Vandaag zijn we naar Dresden gegaan. Het is een erg mooie stad, maar totaal anders dan Leipzig. Het hele centrum staat vol met oude (barokke) gebouwen, de meeste herbouwd na het bombardement in de Tweede Wereldoorlog. We kregen les van organist Thomas Lennartz op het grote Silbermannorgel in de Hofkirche, het grootste en laatste instrument van de Freibergse orgelbouwer. Daarna luisterden we nog naar een lunchconcert door hem gespeeld. Ook al is het pas morgen afgelopen, ik vlieg vandaag al terug, vanwege zondagse verplichtingen die een organist wel eens heeft. Daarom blijf ik in Dresden en op het moment dat ik dit schrijf, zit ik te wachten op de Flughafen aldaar.
Een mooi moment om eens de verschillende orgels en organisten te vergelijken. Het hoofdorgel van de Dom te Freiberg, bijvoorbeeld, is een vroeg werk van Silbermann, dat veel helderder en scherper is dan het orgel in de Hofkirche van Dresden. Dat orgel is veel grondtoniger, en heeft dankzij de (bijna) moderne stemming een wat neutraler karakter vergeleken bij de andere orgels hier. Het is daardoor wel erg geschikt om bijv. 19e-eeuwse muziek uit te voeren. Het orgel van de Petrikirche in Freiberg is erg mooi, maar een beetje aan de harde kant: de klank is ook wat vierkanter dan die van de andere. Het is interessant om de orgels te vergelijken, ook al zijn ze van dezelfde bouwer, en ze zijn allemaal erg mooi.

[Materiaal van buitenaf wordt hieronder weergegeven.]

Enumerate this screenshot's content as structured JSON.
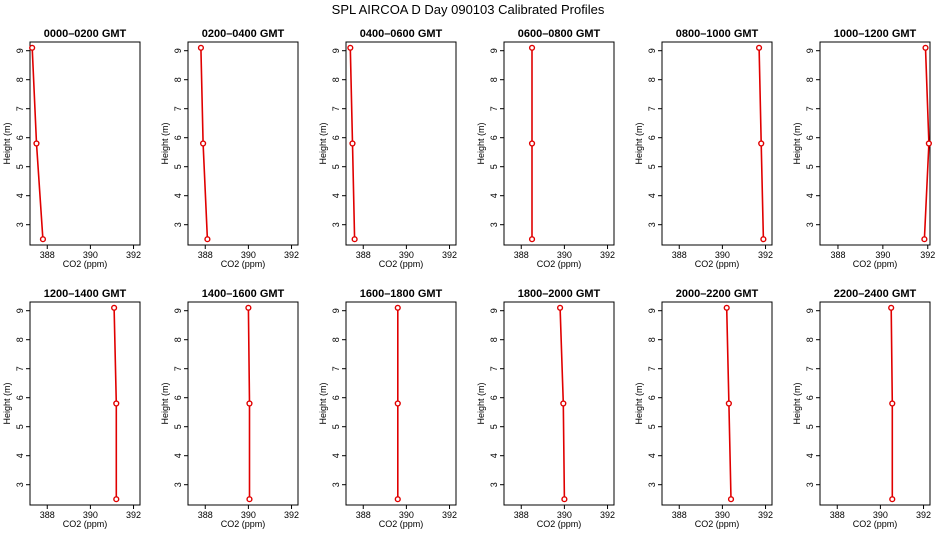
{
  "page_title": "SPL AIRCOA D  Day 090103  Calibrated Profiles",
  "style": {
    "line_color": "#e00000",
    "marker_color": "#e00000",
    "axis_color": "#000000"
  },
  "chart_data": [
    {
      "type": "line",
      "title": "0000–0200 GMT",
      "xlabel": "CO2 (ppm)",
      "ylabel": "Height (m)",
      "xlim": [
        387.2,
        392.3
      ],
      "ylim": [
        2.3,
        9.3
      ],
      "xticks": [
        388,
        390,
        392
      ],
      "xtick_labels": [
        "388",
        "390",
        "392"
      ],
      "yticks": [
        3,
        4,
        5,
        6,
        7,
        8,
        9
      ],
      "ytick_labels": [
        "3",
        "4",
        "5",
        "6",
        "7",
        "8",
        "9"
      ],
      "series": [
        {
          "x": [
            387.3,
            387.5,
            387.8
          ],
          "y": [
            9.1,
            5.8,
            2.5
          ]
        }
      ]
    },
    {
      "type": "line",
      "title": "0200–0400 GMT",
      "xlabel": "CO2 (ppm)",
      "ylabel": "Height (m)",
      "xlim": [
        387.2,
        392.3
      ],
      "ylim": [
        2.3,
        9.3
      ],
      "xticks": [
        388,
        390,
        392
      ],
      "xtick_labels": [
        "388",
        "390",
        "392"
      ],
      "yticks": [
        3,
        4,
        5,
        6,
        7,
        8,
        9
      ],
      "ytick_labels": [
        "3",
        "4",
        "5",
        "6",
        "7",
        "8",
        "9"
      ],
      "series": [
        {
          "x": [
            387.8,
            387.9,
            388.1
          ],
          "y": [
            9.1,
            5.8,
            2.5
          ]
        }
      ]
    },
    {
      "type": "line",
      "title": "0400–0600 GMT",
      "xlabel": "CO2 (ppm)",
      "ylabel": "Height (m)",
      "xlim": [
        387.2,
        392.3
      ],
      "ylim": [
        2.3,
        9.3
      ],
      "xticks": [
        388,
        390,
        392
      ],
      "xtick_labels": [
        "388",
        "390",
        "392"
      ],
      "yticks": [
        3,
        4,
        5,
        6,
        7,
        8,
        9
      ],
      "ytick_labels": [
        "3",
        "4",
        "5",
        "6",
        "7",
        "8",
        "9"
      ],
      "series": [
        {
          "x": [
            387.4,
            387.5,
            387.6
          ],
          "y": [
            9.1,
            5.8,
            2.5
          ]
        }
      ]
    },
    {
      "type": "line",
      "title": "0600–0800 GMT",
      "xlabel": "CO2 (ppm)",
      "ylabel": "Height (m)",
      "xlim": [
        387.2,
        392.3
      ],
      "ylim": [
        2.3,
        9.3
      ],
      "xticks": [
        388,
        390,
        392
      ],
      "xtick_labels": [
        "388",
        "390",
        "392"
      ],
      "yticks": [
        3,
        4,
        5,
        6,
        7,
        8,
        9
      ],
      "ytick_labels": [
        "3",
        "4",
        "5",
        "6",
        "7",
        "8",
        "9"
      ],
      "series": [
        {
          "x": [
            388.5,
            388.5,
            388.5
          ],
          "y": [
            9.1,
            5.8,
            2.5
          ]
        }
      ]
    },
    {
      "type": "line",
      "title": "0800–1000 GMT",
      "xlabel": "CO2 (ppm)",
      "ylabel": "Height (m)",
      "xlim": [
        387.2,
        392.3
      ],
      "ylim": [
        2.3,
        9.3
      ],
      "xticks": [
        388,
        390,
        392
      ],
      "xtick_labels": [
        "388",
        "390",
        "392"
      ],
      "yticks": [
        3,
        4,
        5,
        6,
        7,
        8,
        9
      ],
      "ytick_labels": [
        "3",
        "4",
        "5",
        "6",
        "7",
        "8",
        "9"
      ],
      "series": [
        {
          "x": [
            391.7,
            391.8,
            391.9
          ],
          "y": [
            9.1,
            5.8,
            2.5
          ]
        }
      ]
    },
    {
      "type": "line",
      "title": "1000–1200 GMT",
      "xlabel": "CO2 (ppm)",
      "ylabel": "Height (m)",
      "xlim": [
        387.2,
        392.1
      ],
      "ylim": [
        2.3,
        9.3
      ],
      "xticks": [
        388,
        390,
        392
      ],
      "xtick_labels": [
        "388",
        "390",
        "392"
      ],
      "yticks": [
        3,
        4,
        5,
        6,
        7,
        8,
        9
      ],
      "ytick_labels": [
        "3",
        "4",
        "5",
        "6",
        "7",
        "8",
        "9"
      ],
      "series": [
        {
          "x": [
            391.9,
            392.05,
            391.85
          ],
          "y": [
            9.1,
            5.8,
            2.5
          ]
        }
      ]
    },
    {
      "type": "line",
      "title": "1200–1400 GMT",
      "xlabel": "CO2 (ppm)",
      "ylabel": "Height (m)",
      "xlim": [
        387.2,
        392.3
      ],
      "ylim": [
        2.3,
        9.3
      ],
      "xticks": [
        388,
        390,
        392
      ],
      "xtick_labels": [
        "388",
        "390",
        "392"
      ],
      "yticks": [
        3,
        4,
        5,
        6,
        7,
        8,
        9
      ],
      "ytick_labels": [
        "3",
        "4",
        "5",
        "6",
        "7",
        "8",
        "9"
      ],
      "series": [
        {
          "x": [
            391.1,
            391.2,
            391.2
          ],
          "y": [
            9.1,
            5.8,
            2.5
          ]
        }
      ]
    },
    {
      "type": "line",
      "title": "1400–1600 GMT",
      "xlabel": "CO2 (ppm)",
      "ylabel": "Height (m)",
      "xlim": [
        387.2,
        392.3
      ],
      "ylim": [
        2.3,
        9.3
      ],
      "xticks": [
        388,
        390,
        392
      ],
      "xtick_labels": [
        "388",
        "390",
        "392"
      ],
      "yticks": [
        3,
        4,
        5,
        6,
        7,
        8,
        9
      ],
      "ytick_labels": [
        "3",
        "4",
        "5",
        "6",
        "7",
        "8",
        "9"
      ],
      "series": [
        {
          "x": [
            390.0,
            390.05,
            390.05
          ],
          "y": [
            9.1,
            5.8,
            2.5
          ]
        }
      ]
    },
    {
      "type": "line",
      "title": "1600–1800 GMT",
      "xlabel": "CO2 (ppm)",
      "ylabel": "Height (m)",
      "xlim": [
        387.2,
        392.3
      ],
      "ylim": [
        2.3,
        9.3
      ],
      "xticks": [
        388,
        390,
        392
      ],
      "xtick_labels": [
        "388",
        "390",
        "392"
      ],
      "yticks": [
        3,
        4,
        5,
        6,
        7,
        8,
        9
      ],
      "ytick_labels": [
        "3",
        "4",
        "5",
        "6",
        "7",
        "8",
        "9"
      ],
      "series": [
        {
          "x": [
            389.6,
            389.6,
            389.6
          ],
          "y": [
            9.1,
            5.8,
            2.5
          ]
        }
      ]
    },
    {
      "type": "line",
      "title": "1800–2000 GMT",
      "xlabel": "CO2 (ppm)",
      "ylabel": "Height (m)",
      "xlim": [
        387.2,
        392.3
      ],
      "ylim": [
        2.3,
        9.3
      ],
      "xticks": [
        388,
        390,
        392
      ],
      "xtick_labels": [
        "388",
        "390",
        "392"
      ],
      "yticks": [
        3,
        4,
        5,
        6,
        7,
        8,
        9
      ],
      "ytick_labels": [
        "3",
        "4",
        "5",
        "6",
        "7",
        "8",
        "9"
      ],
      "series": [
        {
          "x": [
            389.8,
            389.95,
            390.0
          ],
          "y": [
            9.1,
            5.8,
            2.5
          ]
        }
      ]
    },
    {
      "type": "line",
      "title": "2000–2200 GMT",
      "xlabel": "CO2 (ppm)",
      "ylabel": "Height (m)",
      "xlim": [
        387.2,
        392.3
      ],
      "ylim": [
        2.3,
        9.3
      ],
      "xticks": [
        388,
        390,
        392
      ],
      "xtick_labels": [
        "388",
        "390",
        "392"
      ],
      "yticks": [
        3,
        4,
        5,
        6,
        7,
        8,
        9
      ],
      "ytick_labels": [
        "3",
        "4",
        "5",
        "6",
        "7",
        "8",
        "9"
      ],
      "series": [
        {
          "x": [
            390.2,
            390.3,
            390.4
          ],
          "y": [
            9.1,
            5.8,
            2.5
          ]
        }
      ]
    },
    {
      "type": "line",
      "title": "2200–2400 GMT",
      "xlabel": "CO2 (ppm)",
      "ylabel": "Height (m)",
      "xlim": [
        387.2,
        392.3
      ],
      "ylim": [
        2.3,
        9.3
      ],
      "xticks": [
        388,
        390,
        392
      ],
      "xtick_labels": [
        "388",
        "390",
        "392"
      ],
      "yticks": [
        3,
        4,
        5,
        6,
        7,
        8,
        9
      ],
      "ytick_labels": [
        "3",
        "4",
        "5",
        "6",
        "7",
        "8",
        "9"
      ],
      "series": [
        {
          "x": [
            390.5,
            390.55,
            390.55
          ],
          "y": [
            9.1,
            5.8,
            2.5
          ]
        }
      ]
    }
  ]
}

Er zijn verschillende soorten organisten. Er zijn organisten als Reinhard Jaud (Innsbruck) die goed luisteren naar het orgel dat ze bespelen en als het ware een eenheid vormen met het instrument: zo klonk het orgel van de Dom ongelofelijk mooi, en ik werd geraakt door een sobere 17e-eeuwse koraalbewerking die ik normaal gesproken saai had gevonden.

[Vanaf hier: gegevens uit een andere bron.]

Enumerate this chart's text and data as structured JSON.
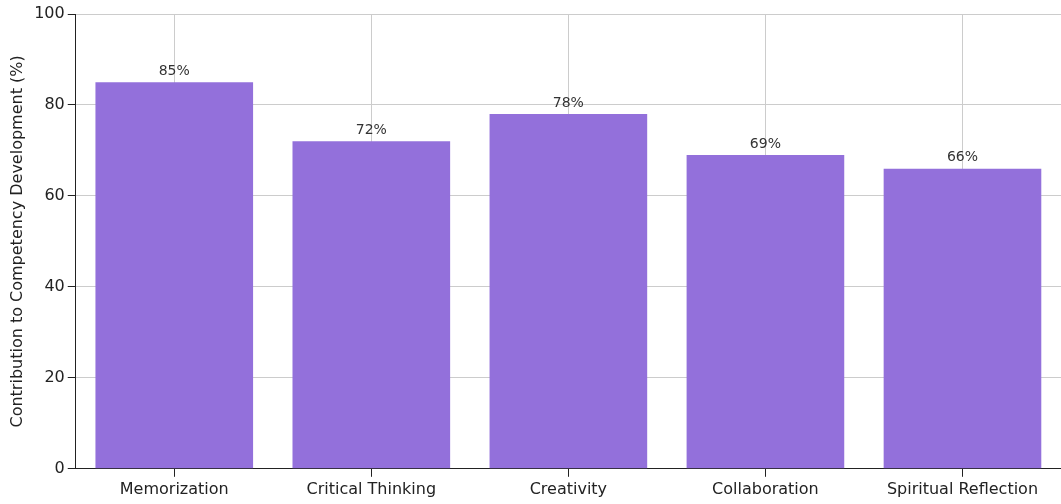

Aan de andere kant is er een organist als Jan-Willem Jansen (Toulouse), die als zijn interpretatie van de muziek en manier van spelen als het ware oplegt aan het orgel. Dit was ook mooi: het spel was wat enthousiaster en flitsender dan bovengenoemde organist, maar toch was de klank minder. Er was helaas ook een organist die de mist inging, bij een groot Bachwerk: na een fout bij de tweede noot was zijn concentratie weg en ging het hele stuk mis.
Alle organisten speelden mooi, maar mijn favoriete organist/docent van deze week was de Italiaan Roberto Antonello. Hij speelde erg expressief en mooi in de Jakobikirche te Freiberg: weer sprong er een stuk uit dat ik anders saai zou vinden (een 18e-eeuwse nep-Mozart). Ook als docent was hij erg inspirerend voor de voordracht van de muziek. Thomas Lennartz (Dresden) speelde ook indrukwekkend: op het orgel van de Hofkirche liet hij niet alleen muziek uit verschillende stijlen horen (erg belangrijk bij een orgelconcert), maar ook een prachtige improvisatie.